As for the original vacuum filter.... later I converted it into a vacuum bottling unit. Pulls a vacuum on glass bottles which auto fills the bottle with syrup - lift the nozzle slightly to break the vacuum and it stops filling the bottle. Helps fill all the nooks of the small leaf bottles perfectly without spills or overfills. Very similar to the Leader unit:
https://leaderevaporator.com/vacuum-filler-for-glass-bottles/?gclid=Cj0KCQiA3eGfBhCeARIsACpJNU83LlCe94ZOAwIOBXn C99Zlnq2qrYpGuzeSmtEW2WOz957sGuXqooUaAvKDEALw_wcB

Super Sapper
02-24-2023, 07:46 AM
If it clogs up easily with the Filter Aid in it, you do not have enough Filter Aid added.

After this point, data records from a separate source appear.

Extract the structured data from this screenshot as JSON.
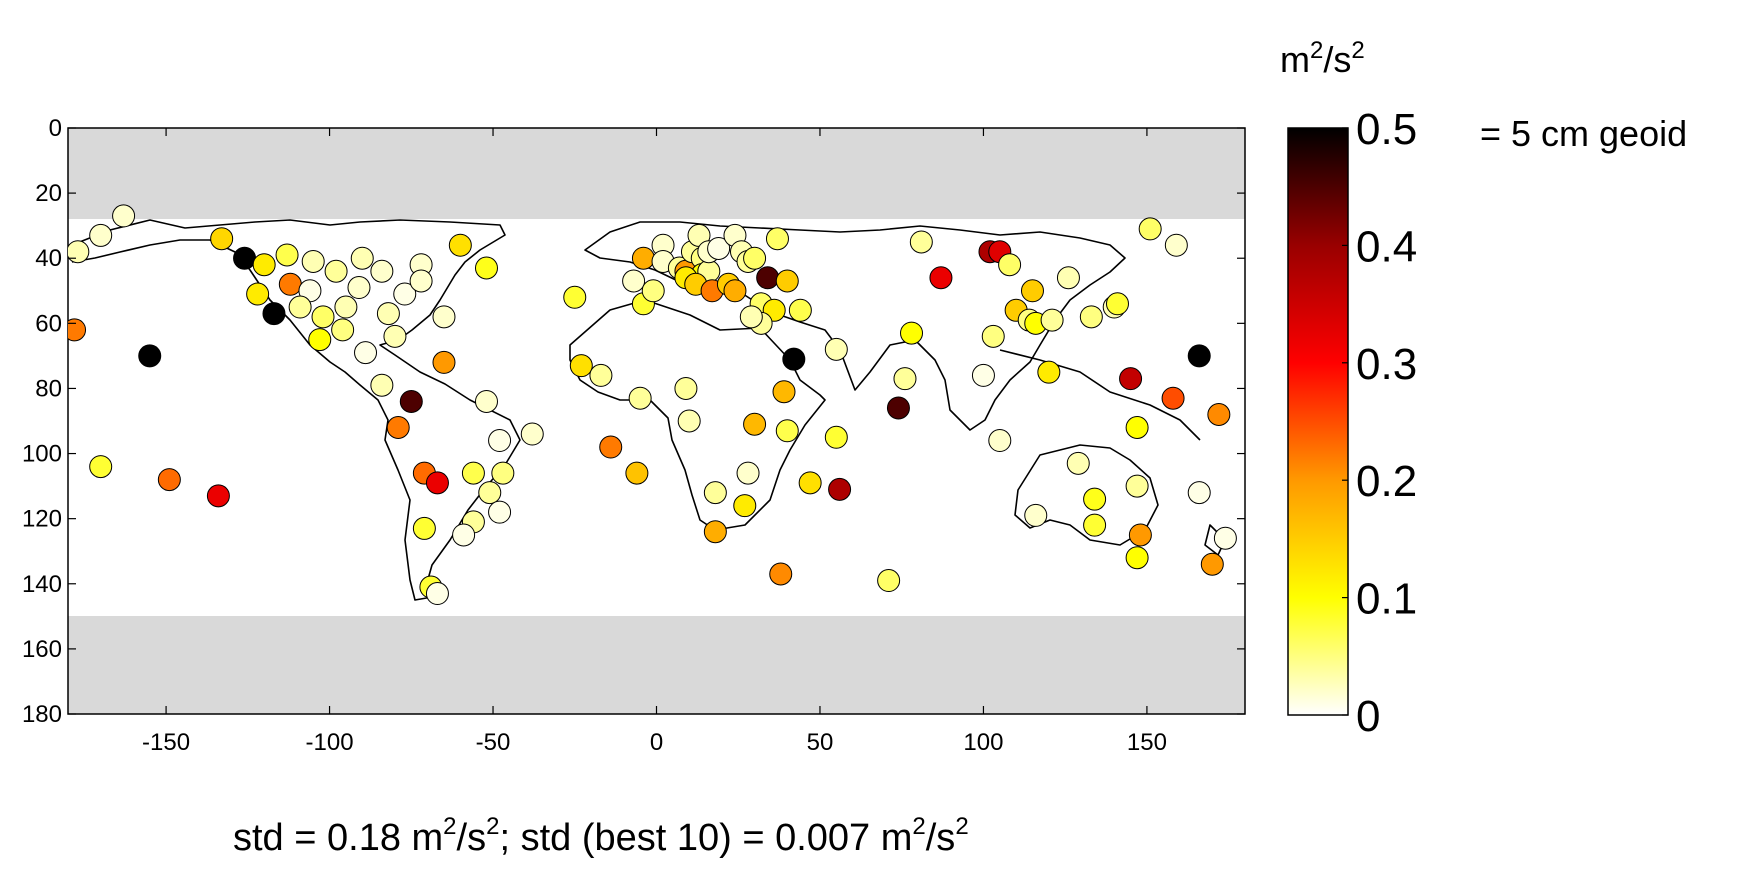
{
  "chart_data": {
    "type": "scatter",
    "title": "",
    "xlabel": "",
    "ylabel": "",
    "xlim": [
      -180,
      180
    ],
    "ylim": [
      0,
      180
    ],
    "y_inverted": true,
    "x_ticks": [
      -150,
      -100,
      -50,
      0,
      50,
      100,
      150
    ],
    "y_ticks": [
      0,
      20,
      40,
      60,
      80,
      100,
      120,
      140,
      160,
      180
    ],
    "masked_bands": [
      [
        0,
        28
      ],
      [
        150,
        180
      ]
    ],
    "mask_color": "#d9d9d9",
    "colorbar": {
      "unit_base": "m",
      "unit_sup1": "2",
      "unit_mid": "/s",
      "unit_sup2": "2",
      "min": 0,
      "max": 0.5,
      "ticks": [
        0,
        0.1,
        0.2,
        0.3,
        0.4,
        0.5
      ],
      "tick_labels": [
        "0",
        "0.1",
        "0.2",
        "0.3",
        "0.4",
        "0.5"
      ],
      "colormap": "hot_reversed",
      "annotation": "= 5 cm geoid"
    },
    "points": [
      {
        "x": -177,
        "y": 38,
        "v": 0.03
      },
      {
        "x": -170,
        "y": 33,
        "v": 0.02
      },
      {
        "x": -163,
        "y": 27,
        "v": 0.02
      },
      {
        "x": -178,
        "y": 62,
        "v": 0.22
      },
      {
        "x": -155,
        "y": 70,
        "v": 0.5
      },
      {
        "x": -170,
        "y": 104,
        "v": 0.08
      },
      {
        "x": -149,
        "y": 108,
        "v": 0.23
      },
      {
        "x": -134,
        "y": 113,
        "v": 0.32
      },
      {
        "x": -133,
        "y": 34,
        "v": 0.14
      },
      {
        "x": -126,
        "y": 40,
        "v": 0.5
      },
      {
        "x": -120,
        "y": 42,
        "v": 0.12
      },
      {
        "x": -113,
        "y": 39,
        "v": 0.07
      },
      {
        "x": -105,
        "y": 41,
        "v": 0.03
      },
      {
        "x": -98,
        "y": 44,
        "v": 0.04
      },
      {
        "x": -90,
        "y": 40,
        "v": 0.03
      },
      {
        "x": -84,
        "y": 44,
        "v": 0.02
      },
      {
        "x": -72,
        "y": 42,
        "v": 0.02
      },
      {
        "x": -60,
        "y": 36,
        "v": 0.13
      },
      {
        "x": -52,
        "y": 43,
        "v": 0.09
      },
      {
        "x": -122,
        "y": 51,
        "v": 0.12
      },
      {
        "x": -112,
        "y": 48,
        "v": 0.22
      },
      {
        "x": -117,
        "y": 57,
        "v": 0.5
      },
      {
        "x": -106,
        "y": 50,
        "v": 0.01
      },
      {
        "x": -109,
        "y": 55,
        "v": 0.04
      },
      {
        "x": -102,
        "y": 58,
        "v": 0.06
      },
      {
        "x": -95,
        "y": 55,
        "v": 0.03
      },
      {
        "x": -91,
        "y": 49,
        "v": 0.02
      },
      {
        "x": -82,
        "y": 57,
        "v": 0.03
      },
      {
        "x": -77,
        "y": 51,
        "v": 0.01
      },
      {
        "x": -72,
        "y": 47,
        "v": 0.02
      },
      {
        "x": -65,
        "y": 58,
        "v": 0.02
      },
      {
        "x": -96,
        "y": 62,
        "v": 0.05
      },
      {
        "x": -103,
        "y": 65,
        "v": 0.1
      },
      {
        "x": -89,
        "y": 69,
        "v": 0.01
      },
      {
        "x": -80,
        "y": 64,
        "v": 0.03
      },
      {
        "x": -84,
        "y": 79,
        "v": 0.03
      },
      {
        "x": -75,
        "y": 84,
        "v": 0.45
      },
      {
        "x": -65,
        "y": 72,
        "v": 0.2
      },
      {
        "x": -52,
        "y": 84,
        "v": 0.02
      },
      {
        "x": -79,
        "y": 92,
        "v": 0.22
      },
      {
        "x": -48,
        "y": 96,
        "v": 0.01
      },
      {
        "x": -38,
        "y": 94,
        "v": 0.02
      },
      {
        "x": -71,
        "y": 106,
        "v": 0.23
      },
      {
        "x": -67,
        "y": 109,
        "v": 0.32
      },
      {
        "x": -56,
        "y": 106,
        "v": 0.07
      },
      {
        "x": -47,
        "y": 106,
        "v": 0.05
      },
      {
        "x": -51,
        "y": 112,
        "v": 0.04
      },
      {
        "x": -48,
        "y": 118,
        "v": 0.01
      },
      {
        "x": -56,
        "y": 121,
        "v": 0.04
      },
      {
        "x": -59,
        "y": 125,
        "v": 0.01
      },
      {
        "x": -71,
        "y": 123,
        "v": 0.08
      },
      {
        "x": -69,
        "y": 141,
        "v": 0.08
      },
      {
        "x": -67,
        "y": 143,
        "v": 0.01
      },
      {
        "x": -25,
        "y": 52,
        "v": 0.08
      },
      {
        "x": -23,
        "y": 73,
        "v": 0.13
      },
      {
        "x": -17,
        "y": 76,
        "v": 0.04
      },
      {
        "x": -14,
        "y": 98,
        "v": 0.22
      },
      {
        "x": -6,
        "y": 106,
        "v": 0.16
      },
      {
        "x": -5,
        "y": 83,
        "v": 0.04
      },
      {
        "x": -7,
        "y": 47,
        "v": 0.02
      },
      {
        "x": -4,
        "y": 40,
        "v": 0.18
      },
      {
        "x": -4,
        "y": 54,
        "v": 0.08
      },
      {
        "x": -1,
        "y": 50,
        "v": 0.05
      },
      {
        "x": 2,
        "y": 36,
        "v": 0.02
      },
      {
        "x": 2,
        "y": 41,
        "v": 0.02
      },
      {
        "x": 7,
        "y": 43,
        "v": 0.04
      },
      {
        "x": 9,
        "y": 44,
        "v": 0.2
      },
      {
        "x": 11,
        "y": 38,
        "v": 0.04
      },
      {
        "x": 13,
        "y": 33,
        "v": 0.03
      },
      {
        "x": 14,
        "y": 40,
        "v": 0.05
      },
      {
        "x": 14,
        "y": 45,
        "v": 0.1
      },
      {
        "x": 16,
        "y": 44,
        "v": 0.04
      },
      {
        "x": 16,
        "y": 38,
        "v": 0.02
      },
      {
        "x": 19,
        "y": 37,
        "v": 0.01
      },
      {
        "x": 9,
        "y": 46,
        "v": 0.12
      },
      {
        "x": 12,
        "y": 48,
        "v": 0.15
      },
      {
        "x": 17,
        "y": 50,
        "v": 0.22
      },
      {
        "x": 22,
        "y": 48,
        "v": 0.15
      },
      {
        "x": 24,
        "y": 50,
        "v": 0.18
      },
      {
        "x": 24,
        "y": 33,
        "v": 0.02
      },
      {
        "x": 26,
        "y": 38,
        "v": 0.03
      },
      {
        "x": 28,
        "y": 41,
        "v": 0.04
      },
      {
        "x": 30,
        "y": 40,
        "v": 0.06
      },
      {
        "x": 34,
        "y": 46,
        "v": 0.45
      },
      {
        "x": 37,
        "y": 34,
        "v": 0.06
      },
      {
        "x": 40,
        "y": 47,
        "v": 0.15
      },
      {
        "x": 32,
        "y": 54,
        "v": 0.06
      },
      {
        "x": 36,
        "y": 56,
        "v": 0.12
      },
      {
        "x": 32,
        "y": 60,
        "v": 0.04
      },
      {
        "x": 29,
        "y": 58,
        "v": 0.03
      },
      {
        "x": 44,
        "y": 56,
        "v": 0.07
      },
      {
        "x": 42,
        "y": 71,
        "v": 0.5
      },
      {
        "x": 55,
        "y": 68,
        "v": 0.03
      },
      {
        "x": 9,
        "y": 80,
        "v": 0.04
      },
      {
        "x": 10,
        "y": 90,
        "v": 0.03
      },
      {
        "x": 39,
        "y": 81,
        "v": 0.17
      },
      {
        "x": 30,
        "y": 91,
        "v": 0.17
      },
      {
        "x": 40,
        "y": 93,
        "v": 0.07
      },
      {
        "x": 55,
        "y": 95,
        "v": 0.08
      },
      {
        "x": 47,
        "y": 109,
        "v": 0.13
      },
      {
        "x": 56,
        "y": 111,
        "v": 0.38
      },
      {
        "x": 18,
        "y": 112,
        "v": 0.04
      },
      {
        "x": 28,
        "y": 106,
        "v": 0.02
      },
      {
        "x": 27,
        "y": 116,
        "v": 0.12
      },
      {
        "x": 18,
        "y": 124,
        "v": 0.18
      },
      {
        "x": 38,
        "y": 137,
        "v": 0.21
      },
      {
        "x": 71,
        "y": 139,
        "v": 0.06
      },
      {
        "x": 81,
        "y": 35,
        "v": 0.04
      },
      {
        "x": 102,
        "y": 38,
        "v": 0.38
      },
      {
        "x": 105,
        "y": 38,
        "v": 0.33
      },
      {
        "x": 108,
        "y": 42,
        "v": 0.06
      },
      {
        "x": 87,
        "y": 46,
        "v": 0.32
      },
      {
        "x": 78,
        "y": 63,
        "v": 0.1
      },
      {
        "x": 103,
        "y": 64,
        "v": 0.05
      },
      {
        "x": 110,
        "y": 56,
        "v": 0.15
      },
      {
        "x": 114,
        "y": 59,
        "v": 0.05
      },
      {
        "x": 115,
        "y": 50,
        "v": 0.15
      },
      {
        "x": 116,
        "y": 60,
        "v": 0.1
      },
      {
        "x": 121,
        "y": 59,
        "v": 0.04
      },
      {
        "x": 126,
        "y": 46,
        "v": 0.03
      },
      {
        "x": 133,
        "y": 58,
        "v": 0.05
      },
      {
        "x": 140,
        "y": 55,
        "v": 0.03
      },
      {
        "x": 141,
        "y": 54,
        "v": 0.08
      },
      {
        "x": 151,
        "y": 31,
        "v": 0.06
      },
      {
        "x": 159,
        "y": 36,
        "v": 0.02
      },
      {
        "x": 76,
        "y": 77,
        "v": 0.04
      },
      {
        "x": 74,
        "y": 86,
        "v": 0.45
      },
      {
        "x": 100,
        "y": 76,
        "v": 0.01
      },
      {
        "x": 120,
        "y": 75,
        "v": 0.12
      },
      {
        "x": 105,
        "y": 96,
        "v": 0.02
      },
      {
        "x": 145,
        "y": 77,
        "v": 0.36
      },
      {
        "x": 158,
        "y": 83,
        "v": 0.25
      },
      {
        "x": 166,
        "y": 70,
        "v": 0.5
      },
      {
        "x": 172,
        "y": 88,
        "v": 0.21
      },
      {
        "x": 147,
        "y": 92,
        "v": 0.1
      },
      {
        "x": 129,
        "y": 103,
        "v": 0.03
      },
      {
        "x": 147,
        "y": 110,
        "v": 0.04
      },
      {
        "x": 134,
        "y": 114,
        "v": 0.09
      },
      {
        "x": 116,
        "y": 119,
        "v": 0.02
      },
      {
        "x": 134,
        "y": 122,
        "v": 0.08
      },
      {
        "x": 148,
        "y": 125,
        "v": 0.2
      },
      {
        "x": 147,
        "y": 132,
        "v": 0.1
      },
      {
        "x": 166,
        "y": 112,
        "v": 0.01
      },
      {
        "x": 174,
        "y": 126,
        "v": 0.01
      },
      {
        "x": 170,
        "y": 134,
        "v": 0.2
      }
    ]
  },
  "footer": {
    "std_prefix": "std = 0.18 m",
    "sup_a": "2",
    "mid_a": "/s",
    "sup_b": "2",
    "std_middle": "; std (best 10) = 0.007 m",
    "sup_c": "2",
    "mid_b": "/s",
    "sup_d": "2"
  }
}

You could heat it up and run it through some prefilters and then add the Filter Aid and run that through your vacuum filter.

Openwater
02-24-2023, 08:58 AM
My syrup has been coming out crystal clear this year from just an initial pre-filter right off the pan into the finishing pot, then I keep the finishing pot as hot as possible (over 210*) when adding the DE (at least 1 cup per gallon, usually a little more). Once the hot syrup and DE is well mixed I ladle it into the shop-vac vacuum filter with 3 pre-filters and 1 orlon filter.
I think the keys to clear syrup with this set up is: initial pre-filter coming off the pan, using enough DE, run the syrup thru the vac filter HOT.
If the top prefilter in the vacuum set-up gets clogged, I just remove it and keep dumping HOT syrup on the remaining filters.